JOSÉ IGNACIO LAPIDO “El alma dormida” (Pentatonia,
2017)
“CRUCE DE CAMINOS, NOS EQUIVOCAMOS”
El título de este humilde texto condensa, a mi
parecer, las mejores cualidades del Lapido
letrista: evocador siempre con un pie a tierra, genuinamente irónico a la hora
de enfrentar dudas y asimilar certezas. Se agradece que en la portada aparezca caminando
tranquilamente, paseando su perplejidad de ciudadano, como lo haría por
cualquier calle, sin necesidad de llevar el estuche de su guitarra, como
gritando: “miradme, soy un trovador”.
Cada disco de José Ignacio Lapido se me antoja una
pequeña ciudad. Un lugar nuevo que se va poblando de viejos conocidos tras cada
escucha. Me gusta pasear por esas callejuelas que son sus letras, dejarme
imbuir por sus imágenes, que terminan siempre fundiéndose con las mías, o doblar
las esquinas de evocaciones arrasadoras que espolean mis recuerdos. Toparme con
algunas verdades. Rodearme de sus personajes, aun sabiéndome caminando solo. Reflexionar
sobre sus reflexiones, escuchar su eco admonitorio. Ir masticando retazos de la
realidad y sus despropósitos entre enredaderas de dobles sentidos y metáforas
definitivas. Sentirme mecido en interrogantes. Percibir, escucha tras escucha,
el proceso de solidificación de frases memorables que se alojan para siempre en
algún lugar de la memoria. Subir cuestas o dejarme ir por recodos y sinuosas calles
sombrías, con la seguridad de que terminarán por desembocar en la placita
soleada de un gran estribillo. Y vuelta a empezar: avanzar, descubrir, tararear,
dejarse ir…
La música juega sus cartas con pericia, esquivando
la rutina y la linealidad sin artificios, calcos o estrambóticas coartadas; creo
que en buena medida gracias a la participación en los arreglos de Raúl Bernal. Abundan los pequeños detalles,
perfectamente ajustados a la maquinaria compositiva, dentro de otro ejercicio
de sobriedad sonora, que no parquedad. Arreglos tan imaginativos y estratégicos
como prudentes y medidos, que buscan realzar sin restar protagonismo a lo
importante, que expanden, perfuman y dotan de relieve. Gozosos subrayados. Nada
compromete un estilo macerado disco a disco, tan propio como irrenunciable.

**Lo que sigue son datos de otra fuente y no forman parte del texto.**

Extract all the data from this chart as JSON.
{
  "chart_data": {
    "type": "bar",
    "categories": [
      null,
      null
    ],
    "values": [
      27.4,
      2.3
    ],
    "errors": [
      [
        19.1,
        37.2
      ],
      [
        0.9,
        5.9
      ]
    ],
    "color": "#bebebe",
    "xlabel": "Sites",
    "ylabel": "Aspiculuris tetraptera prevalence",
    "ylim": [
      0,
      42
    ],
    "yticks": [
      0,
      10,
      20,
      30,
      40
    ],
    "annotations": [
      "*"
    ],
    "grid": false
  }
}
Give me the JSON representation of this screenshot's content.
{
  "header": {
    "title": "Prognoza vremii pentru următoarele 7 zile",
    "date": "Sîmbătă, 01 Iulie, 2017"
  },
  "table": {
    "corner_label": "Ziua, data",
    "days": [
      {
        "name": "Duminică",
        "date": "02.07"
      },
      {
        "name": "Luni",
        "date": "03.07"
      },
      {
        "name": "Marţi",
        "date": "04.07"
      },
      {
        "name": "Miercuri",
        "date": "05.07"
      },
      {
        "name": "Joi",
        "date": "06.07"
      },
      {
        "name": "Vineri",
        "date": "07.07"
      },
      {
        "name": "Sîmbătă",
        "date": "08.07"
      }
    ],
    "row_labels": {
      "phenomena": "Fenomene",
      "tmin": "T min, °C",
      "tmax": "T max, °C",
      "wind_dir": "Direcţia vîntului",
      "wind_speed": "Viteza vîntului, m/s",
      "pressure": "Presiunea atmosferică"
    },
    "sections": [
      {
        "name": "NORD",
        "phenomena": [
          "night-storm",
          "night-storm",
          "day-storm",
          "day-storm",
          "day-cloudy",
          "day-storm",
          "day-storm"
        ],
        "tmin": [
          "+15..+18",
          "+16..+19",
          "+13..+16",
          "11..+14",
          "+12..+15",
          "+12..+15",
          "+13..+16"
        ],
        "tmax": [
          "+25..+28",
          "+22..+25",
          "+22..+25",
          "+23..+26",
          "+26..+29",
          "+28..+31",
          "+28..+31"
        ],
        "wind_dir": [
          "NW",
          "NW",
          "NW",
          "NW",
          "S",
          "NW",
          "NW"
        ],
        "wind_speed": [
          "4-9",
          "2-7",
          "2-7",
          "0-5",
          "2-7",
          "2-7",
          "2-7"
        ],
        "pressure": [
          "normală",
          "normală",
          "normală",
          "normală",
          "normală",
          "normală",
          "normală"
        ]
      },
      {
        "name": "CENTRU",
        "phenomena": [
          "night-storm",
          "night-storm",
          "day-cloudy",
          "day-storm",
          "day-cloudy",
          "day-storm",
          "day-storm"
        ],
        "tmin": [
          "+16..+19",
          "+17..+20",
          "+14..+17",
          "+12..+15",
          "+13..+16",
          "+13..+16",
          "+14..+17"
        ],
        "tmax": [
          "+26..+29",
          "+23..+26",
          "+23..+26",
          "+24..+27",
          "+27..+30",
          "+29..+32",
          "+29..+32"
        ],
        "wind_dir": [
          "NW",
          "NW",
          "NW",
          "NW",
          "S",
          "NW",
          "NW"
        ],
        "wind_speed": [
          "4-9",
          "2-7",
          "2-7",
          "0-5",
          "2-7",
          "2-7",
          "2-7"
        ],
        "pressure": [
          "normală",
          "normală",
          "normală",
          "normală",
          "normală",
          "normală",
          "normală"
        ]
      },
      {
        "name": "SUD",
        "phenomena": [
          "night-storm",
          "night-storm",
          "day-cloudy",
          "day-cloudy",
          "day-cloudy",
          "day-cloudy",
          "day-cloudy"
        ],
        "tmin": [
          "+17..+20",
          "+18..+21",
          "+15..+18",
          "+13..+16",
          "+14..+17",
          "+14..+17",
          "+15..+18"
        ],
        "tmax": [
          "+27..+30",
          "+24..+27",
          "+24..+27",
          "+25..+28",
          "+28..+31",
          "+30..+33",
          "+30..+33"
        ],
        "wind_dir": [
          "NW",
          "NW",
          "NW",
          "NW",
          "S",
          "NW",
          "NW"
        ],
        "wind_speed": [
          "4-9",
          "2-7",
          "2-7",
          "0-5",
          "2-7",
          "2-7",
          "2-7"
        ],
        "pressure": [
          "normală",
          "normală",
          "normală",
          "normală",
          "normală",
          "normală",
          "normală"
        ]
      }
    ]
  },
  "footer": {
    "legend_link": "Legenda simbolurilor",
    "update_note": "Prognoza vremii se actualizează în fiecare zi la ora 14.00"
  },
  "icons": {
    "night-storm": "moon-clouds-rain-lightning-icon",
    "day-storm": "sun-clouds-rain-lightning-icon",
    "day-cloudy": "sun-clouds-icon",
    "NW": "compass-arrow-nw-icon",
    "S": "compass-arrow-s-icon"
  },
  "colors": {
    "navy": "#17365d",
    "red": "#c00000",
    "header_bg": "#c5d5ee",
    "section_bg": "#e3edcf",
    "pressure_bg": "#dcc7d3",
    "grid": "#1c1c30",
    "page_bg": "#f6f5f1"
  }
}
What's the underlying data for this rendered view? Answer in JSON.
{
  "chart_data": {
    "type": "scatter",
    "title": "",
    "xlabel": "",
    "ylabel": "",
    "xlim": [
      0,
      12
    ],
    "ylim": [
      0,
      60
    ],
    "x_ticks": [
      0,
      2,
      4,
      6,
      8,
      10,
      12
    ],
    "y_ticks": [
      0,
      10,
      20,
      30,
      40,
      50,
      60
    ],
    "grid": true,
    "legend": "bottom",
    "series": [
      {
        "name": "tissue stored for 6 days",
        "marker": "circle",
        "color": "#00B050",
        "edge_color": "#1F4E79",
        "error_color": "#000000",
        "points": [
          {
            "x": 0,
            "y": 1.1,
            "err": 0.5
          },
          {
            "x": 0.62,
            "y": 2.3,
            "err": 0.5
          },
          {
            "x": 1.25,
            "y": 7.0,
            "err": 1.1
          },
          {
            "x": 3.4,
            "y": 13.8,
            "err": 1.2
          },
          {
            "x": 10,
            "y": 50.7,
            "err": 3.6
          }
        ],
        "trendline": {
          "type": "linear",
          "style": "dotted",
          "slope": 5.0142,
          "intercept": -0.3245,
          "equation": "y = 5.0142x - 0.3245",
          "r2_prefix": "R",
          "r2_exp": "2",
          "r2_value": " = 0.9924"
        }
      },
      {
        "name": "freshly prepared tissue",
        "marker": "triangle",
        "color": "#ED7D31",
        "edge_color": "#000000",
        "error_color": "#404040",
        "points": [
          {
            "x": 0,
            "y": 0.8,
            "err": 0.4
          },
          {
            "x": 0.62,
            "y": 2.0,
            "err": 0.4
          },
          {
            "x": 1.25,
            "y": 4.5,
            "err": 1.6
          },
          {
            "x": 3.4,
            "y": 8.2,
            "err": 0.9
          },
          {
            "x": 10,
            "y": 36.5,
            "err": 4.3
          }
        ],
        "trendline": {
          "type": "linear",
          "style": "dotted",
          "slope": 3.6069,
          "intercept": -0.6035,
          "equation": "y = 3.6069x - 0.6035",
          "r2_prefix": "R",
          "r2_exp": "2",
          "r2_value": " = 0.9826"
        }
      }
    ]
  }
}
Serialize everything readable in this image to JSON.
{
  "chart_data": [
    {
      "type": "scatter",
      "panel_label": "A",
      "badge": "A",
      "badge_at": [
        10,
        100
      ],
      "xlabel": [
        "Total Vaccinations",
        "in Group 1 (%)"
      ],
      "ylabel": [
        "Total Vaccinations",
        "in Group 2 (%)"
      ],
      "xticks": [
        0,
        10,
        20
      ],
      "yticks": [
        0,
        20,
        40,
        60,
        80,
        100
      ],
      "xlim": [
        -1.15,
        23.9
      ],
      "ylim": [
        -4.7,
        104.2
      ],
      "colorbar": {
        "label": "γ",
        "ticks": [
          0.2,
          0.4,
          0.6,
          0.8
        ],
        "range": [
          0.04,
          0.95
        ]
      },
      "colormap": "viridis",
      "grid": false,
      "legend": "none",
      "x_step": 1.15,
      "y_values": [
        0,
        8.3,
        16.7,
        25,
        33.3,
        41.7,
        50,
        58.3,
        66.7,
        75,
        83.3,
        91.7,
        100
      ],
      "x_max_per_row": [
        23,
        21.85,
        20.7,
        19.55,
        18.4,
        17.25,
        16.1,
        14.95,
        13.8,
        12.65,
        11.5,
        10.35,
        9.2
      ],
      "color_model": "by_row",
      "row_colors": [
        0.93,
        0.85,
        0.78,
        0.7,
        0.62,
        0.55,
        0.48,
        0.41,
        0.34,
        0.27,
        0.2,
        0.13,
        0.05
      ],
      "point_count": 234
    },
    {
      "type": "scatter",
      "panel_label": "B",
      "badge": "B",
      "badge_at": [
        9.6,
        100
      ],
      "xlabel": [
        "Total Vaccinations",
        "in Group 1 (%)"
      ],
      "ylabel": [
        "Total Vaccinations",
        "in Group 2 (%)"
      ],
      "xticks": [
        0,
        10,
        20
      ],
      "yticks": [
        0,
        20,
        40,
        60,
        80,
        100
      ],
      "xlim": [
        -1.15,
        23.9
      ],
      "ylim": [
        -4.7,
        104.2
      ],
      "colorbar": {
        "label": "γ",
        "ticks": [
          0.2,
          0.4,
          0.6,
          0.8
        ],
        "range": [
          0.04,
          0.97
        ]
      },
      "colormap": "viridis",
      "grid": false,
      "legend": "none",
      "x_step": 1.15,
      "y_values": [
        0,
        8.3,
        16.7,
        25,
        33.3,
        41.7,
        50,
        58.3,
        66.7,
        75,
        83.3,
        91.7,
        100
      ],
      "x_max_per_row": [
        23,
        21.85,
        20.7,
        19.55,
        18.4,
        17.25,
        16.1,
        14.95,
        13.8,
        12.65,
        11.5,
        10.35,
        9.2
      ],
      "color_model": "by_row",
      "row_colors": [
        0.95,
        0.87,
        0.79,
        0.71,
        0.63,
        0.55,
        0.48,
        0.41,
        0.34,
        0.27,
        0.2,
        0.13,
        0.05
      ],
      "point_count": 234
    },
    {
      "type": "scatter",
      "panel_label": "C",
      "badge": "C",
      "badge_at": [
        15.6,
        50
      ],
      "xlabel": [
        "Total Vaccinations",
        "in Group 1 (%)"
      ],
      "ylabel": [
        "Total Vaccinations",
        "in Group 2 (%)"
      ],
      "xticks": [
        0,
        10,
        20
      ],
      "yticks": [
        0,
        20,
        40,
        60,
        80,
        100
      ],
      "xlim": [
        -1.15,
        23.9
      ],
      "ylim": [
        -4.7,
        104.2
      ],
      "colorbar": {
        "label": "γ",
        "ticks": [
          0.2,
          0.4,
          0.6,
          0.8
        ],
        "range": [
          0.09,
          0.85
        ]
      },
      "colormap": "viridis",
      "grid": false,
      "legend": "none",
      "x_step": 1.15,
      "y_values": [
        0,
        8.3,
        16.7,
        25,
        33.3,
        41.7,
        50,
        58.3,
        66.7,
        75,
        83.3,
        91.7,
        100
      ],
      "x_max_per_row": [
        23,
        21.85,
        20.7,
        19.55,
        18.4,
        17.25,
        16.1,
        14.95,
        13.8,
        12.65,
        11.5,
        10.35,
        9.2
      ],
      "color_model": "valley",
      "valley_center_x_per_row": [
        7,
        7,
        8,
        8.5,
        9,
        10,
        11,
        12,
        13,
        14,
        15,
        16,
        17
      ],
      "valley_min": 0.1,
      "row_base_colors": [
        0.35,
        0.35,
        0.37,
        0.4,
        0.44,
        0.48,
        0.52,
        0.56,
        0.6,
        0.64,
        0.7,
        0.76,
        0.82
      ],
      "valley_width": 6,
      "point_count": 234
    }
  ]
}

Lapido
no corre riesgos, no siente la necesidad de ensanchar su sonido al albur de
nuevas y fugaces tendencias, ni siquiera abraza sin condiciones sonoridades que
le son más cercanas. A estas alturas, todo pasa por un tamiz bien definido.
Nunca ha caído en la tentación de ocultarse tras un personaje, ni se ha conducido
por el mundo del rock como recién caído de una canción de Dylan. El autor se comunica, porque aún tiene cosas que decir, a
través de caminos sonoros ya familiares: cuidadas armonías, exquisitez
melódica, rotundidad y una idea de la gravedad expresiva más desnuda que
pomposa.
Destacan la vibrante efectividad de “Nuestro trabajo”, templada con piano y palmas, el mecido melódico a lo Byrds de "La versión oficial", la vigorosa profundidad de “Lo que llega
y se nos va”, o el tramo espolvoreado de country, más crepuscular que
festivo, de la magnífica “No hay prisa
por llegar”, “Estrellas del
purgatorio” y “Enésimo dolor de
muelas”. Por cierto, se recomienda bucear con calma en “Escalera de incendios”.